Un sistema demasiado vulnerable

Una protesta sindical puso contra las cuerdas el servicio de gas en el país. La industria pagó los platos rotos. Por Fernando García Soto - Redacción LA GACETA.

28 Septiembre 2009
Tal vez pocos tucumanos sean conscientes de que la semana pasada estuvieron a horas de quedarse sin gas natural para las tareas más simples y básicas, como cocinar o ducharse, por ejemplo. La restricción de la oferta del fluido no fue una consecuencia de un exceso de la demanda de los hogares argentinos para combatir el frío, ni porque la industria nacional haya alcanzado algún tope productivo que llevara a necesitar más gas para operar. No. Esta vez, un conflicto sindical en el sur del país puso contra las cuerdas el sistema interconectado nacional y puso en evidencia la fragilidad de esta estructura fundamental para la marcha del país. Aunque finalmente la sangre no llegó al río, en ese derrotero la que terminó pagando los platos rotos fue la industria, como siempre.

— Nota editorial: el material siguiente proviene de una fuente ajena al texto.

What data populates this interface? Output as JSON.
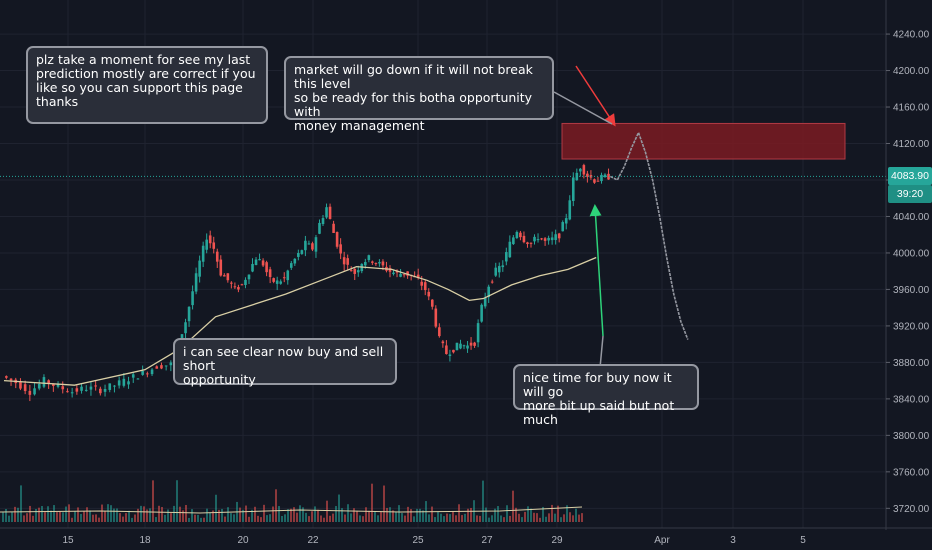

El lunes por la noche, se supo que las fábricas debían cerrar sus válvulas de gas por culpa de una medida de fuerza llevada adelante por los trabajadores petroleros de Neuquén y Río Negro, en contra del despido de 200 operarios. Así, la provisión de gas a los grandes consumidores de todo el país se vio afectada entre el martes y el jueves.
Según consignó un informe del Ente Nacional Regulador del Gas (Enargas), las restricciones afectaron a más un tercio de la oferta de todo el país. De esta forma, el cierre total de las válvulas inyectoras de la cuenca neuquina dejó al sistema energético con casi 55 millones de metros cúbicos menos de gas para atender la demanda del país que asciende a 115 millones de metros cúbicos.

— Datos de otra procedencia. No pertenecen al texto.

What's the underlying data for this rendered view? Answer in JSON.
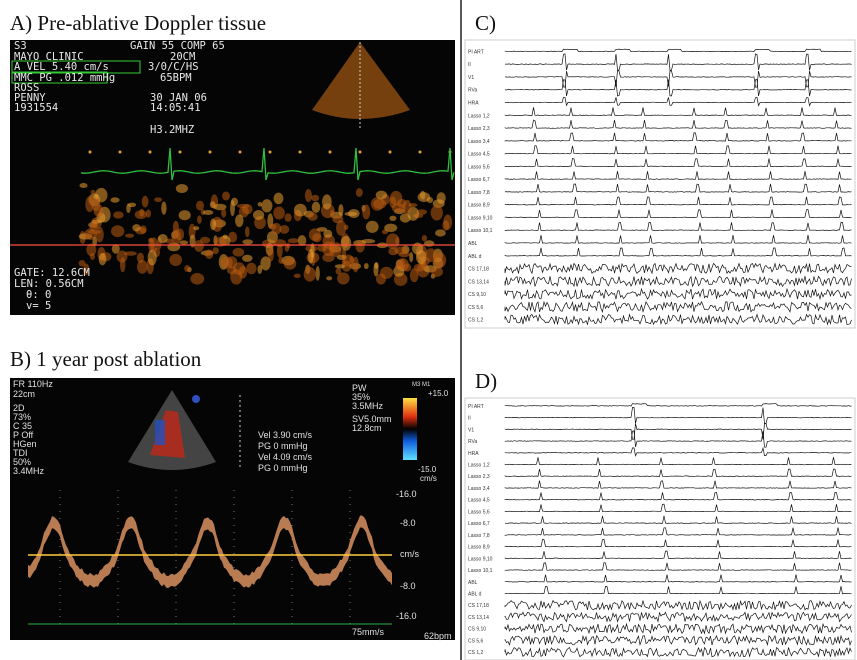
{
  "panels": [
    {
      "label": "A) Pre-ablative Doppler tissue",
      "overlay": [
        "S3",
        "GAIN 55 COMP 65",
        "MAYO CLINIC",
        "20CM",
        "A  VEL 5.40 cm/s",
        "3/0/C/HS",
        "MMC PG .012 mmHg",
        "65BPM",
        "ROSS",
        "PENNY",
        "30 JAN 06",
        "1931554",
        "14:05:41",
        "H3.2MHZ",
        "GATE: 12.6CM",
        "LEN: 0.56CM",
        "θ: 0",
        "v= 5"
      ]
    },
    {
      "label": "B) 1 year post ablation",
      "overlay": [
        "FR 110Hz",
        "22cm",
        "2D",
        "73%",
        "C 35",
        "P Off",
        "HGen",
        "TDI",
        "50%",
        "3.4MHz",
        "PW",
        "35%",
        "3.5MHz",
        "SV5.0mm",
        "12.8cm",
        "M3 M1",
        "+15.0",
        "-15.0",
        "cm/s",
        "Vel 3.90 cm/s",
        "PG   0 mmHg",
        "Vel 4.09 cm/s",
        "PG   0 mmHg",
        "-16.0",
        "-8.0",
        "cm/s",
        "-8.0",
        "-16.0",
        "75mm/s",
        "62bpm"
      ]
    },
    {
      "label": "C)"
    },
    {
      "label": "D)"
    }
  ],
  "ecg_channels": [
    "PI ART",
    "II",
    "V1",
    "RVa",
    "HRA",
    "Lasso 1,2",
    "Lasso 2,3",
    "Lasso 3,4",
    "Lasso 4,5",
    "Lasso 5,6",
    "Lasso 6,7",
    "Lasso 7,8",
    "Lasso 8,9",
    "Lasso 9,10",
    "Lasso 10,1",
    "ABL",
    "ABL d",
    "CS 17,18",
    "CS 13,14",
    "CS 9,10",
    "CS 5,6",
    "CS 1,2"
  ]
}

En Tucumán, ingenios, citrícolas, textiles y la central termoeléctrica de El Bracho se tuvieron que amoldar a la situación, lo que significó disminuir los niveles de producción. Esto significó que tuvieron que alterar los planes de trabajo y la estrategia comercial de las empresas, que en estos casos se ven obligadas a demorar entregas y a deteriorar la relación con los compradores de sus productos.

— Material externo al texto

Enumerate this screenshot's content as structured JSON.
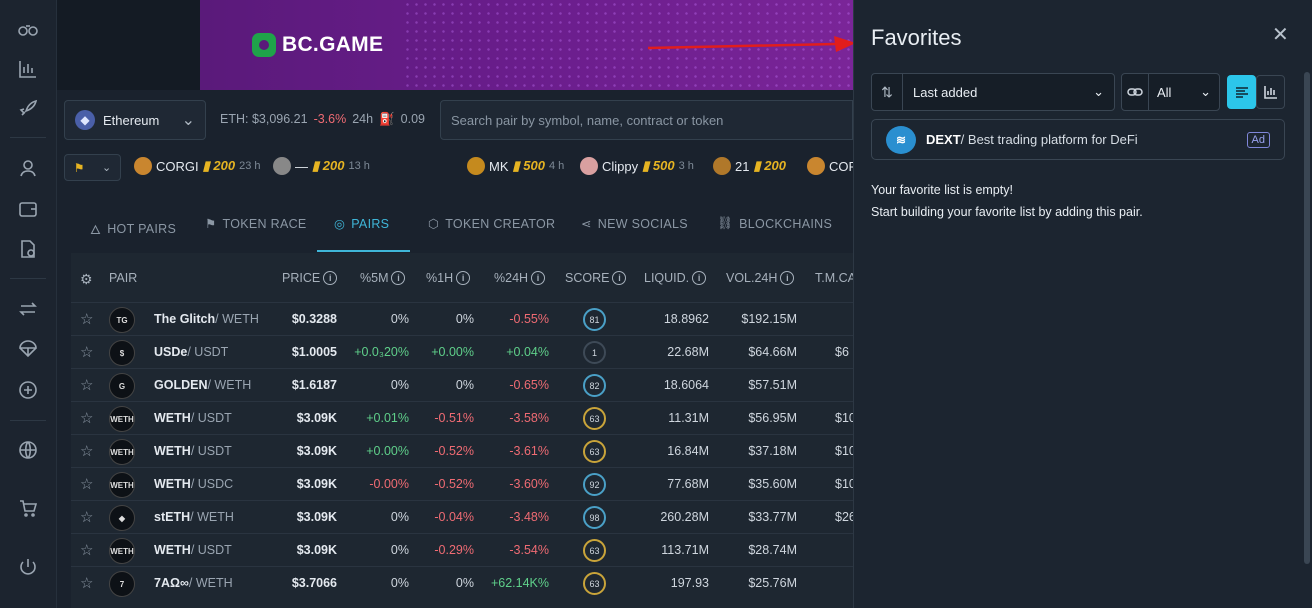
{
  "banner": {
    "brand": "BC.GAME"
  },
  "topbar": {
    "chain": "Ethereum",
    "eth_label": "ETH: $3,096.21",
    "eth_change": "-3.6%",
    "eth_period": "24h",
    "gas": "0.09",
    "search_placeholder": "Search pair by symbol, name, contract or token"
  },
  "hot": [
    {
      "name": "CORGI",
      "points": "200",
      "time": "23 h"
    },
    {
      "name": "—",
      "points": "200",
      "time": "13 h"
    },
    {
      "name": "MK",
      "points": "500",
      "time": "4 h"
    },
    {
      "name": "Clippy",
      "points": "500",
      "time": "3 h"
    },
    {
      "name": "21",
      "points": "200",
      "time": ""
    },
    {
      "name": "COR",
      "points": "",
      "time": ""
    }
  ],
  "tabs": [
    "HOT PAIRS",
    "TOKEN RACE",
    "PAIRS",
    "TOKEN CREATOR",
    "NEW SOCIALS",
    "BLOCKCHAINS"
  ],
  "columns": {
    "pair": "PAIR",
    "price": "PRICE",
    "m5": "%5M",
    "h1": "%1H",
    "h24": "%24H",
    "score": "SCORE",
    "liq": "LIQUID.",
    "vol": "VOL.24H",
    "tmc": "T.M.CA"
  },
  "rows": [
    {
      "base": "The Glitch",
      "quote": "/ WETH",
      "price": "$0.3288",
      "m5": "0%",
      "h1": "0%",
      "h24": "-0.55%",
      "score": "81",
      "liq": "18.8962",
      "vol": "$192.15M",
      "tmc": "",
      "av": "TG"
    },
    {
      "base": "USDe",
      "quote": "/ USDT",
      "price": "$1.0005",
      "m5": "+0.0₃20%",
      "h1": "+0.00%",
      "h24": "+0.04%",
      "score": "1",
      "liq": "22.68M",
      "vol": "$64.66M",
      "tmc": "$6",
      "av": "$"
    },
    {
      "base": "GOLDEN",
      "quote": "/ WETH",
      "price": "$1.6187",
      "m5": "0%",
      "h1": "0%",
      "h24": "-0.65%",
      "score": "82",
      "liq": "18.6064",
      "vol": "$57.51M",
      "tmc": "",
      "av": "G"
    },
    {
      "base": "WETH",
      "quote": "/ USDT",
      "price": "$3.09K",
      "m5": "+0.01%",
      "h1": "-0.51%",
      "h24": "-3.58%",
      "score": "63",
      "liq": "11.31M",
      "vol": "$56.95M",
      "tmc": "$10",
      "av": "WETH"
    },
    {
      "base": "WETH",
      "quote": "/ USDT",
      "price": "$3.09K",
      "m5": "+0.00%",
      "h1": "-0.52%",
      "h24": "-3.61%",
      "score": "63",
      "liq": "16.84M",
      "vol": "$37.18M",
      "tmc": "$10",
      "av": "WETH"
    },
    {
      "base": "WETH",
      "quote": "/ USDC",
      "price": "$3.09K",
      "m5": "-0.00%",
      "h1": "-0.52%",
      "h24": "-3.60%",
      "score": "92",
      "liq": "77.68M",
      "vol": "$35.60M",
      "tmc": "$10",
      "av": "WETH"
    },
    {
      "base": "stETH",
      "quote": "/ WETH",
      "price": "$3.09K",
      "m5": "0%",
      "h1": "-0.04%",
      "h24": "-3.48%",
      "score": "98",
      "liq": "260.28M",
      "vol": "$33.77M",
      "tmc": "$26",
      "av": "◆"
    },
    {
      "base": "WETH",
      "quote": "/ USDT",
      "price": "$3.09K",
      "m5": "0%",
      "h1": "-0.29%",
      "h24": "-3.54%",
      "score": "63",
      "liq": "113.71M",
      "vol": "$28.74M",
      "tmc": "",
      "av": "WETH"
    },
    {
      "base": "7AΩ∞",
      "quote": "/ WETH",
      "price": "$3.7066",
      "m5": "0%",
      "h1": "0%",
      "h24": "+62.14K%",
      "score": "63",
      "liq": "197.93",
      "vol": "$25.76M",
      "tmc": "",
      "av": "7"
    }
  ],
  "favorites": {
    "title": "Favorites",
    "sort_value": "Last added",
    "filter_value": "All",
    "ad_brand": "DEXT",
    "ad_text": "/ Best trading platform for DeFi",
    "ad_badge": "Ad",
    "empty_line1": "Your favorite list is empty!",
    "empty_line2": "Start building your favorite list by adding this pair."
  },
  "colors": {
    "accent": "#3fb6d8",
    "negative": "#ef6b73",
    "positive": "#5fcf8a",
    "points": "#e6b422"
  }
}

La experiencia no fue novedosa para las industrias tucumanas, que en los años de crecimiento económico tuvieron que padecer frecuentes restricciones en el suministro energético. Sin embargo, en el período invernal que acaba de concluir no hubo cortes de gas, en parte porque el clima no fue tan extremo como en años anteriores y por efecto de la desaceleración de la producción fabril en la Argentina, como consecuencia de la recesión.
El paro de los petroleros podría repetirse esta semana, según advirtió la Unión Industrial Argentina (UIA), entidad que manifestó su "grave preocupación por el efecto que este tipo de conflictos generan sobre la actividad productiva en diversas provincias". En nuestra provincia también se expresó el presidente de la Unión Industrial de Tucumán (UIT), Felipe Salas, quien evidenció el daño que la intempestiva medida provocó a las fábricas locales, al tiempo que opinó que no se debería sancionar a las industrias que no pudieron acatar el corte debido a que a menudo es imposible detener de un momento a otro los procesos productivos que están en marcha. La UIA observó que es inadmisible que un conflicto sindical que, debiera solucionarse en tiempo y forma en los ámbitos correspondientes, se desarrolle con una metodología que afecta directamente a gran parte de la industria nacional.
Felizmente, los inconvenientes no alcanzaron a los hogares, pero la crisis estuvo cerca. Pero la situación demuestra la vulnerabilidad del sistema, que puede desplomarse y provocar daños irreparables sólo a raíz de una protesta sindical.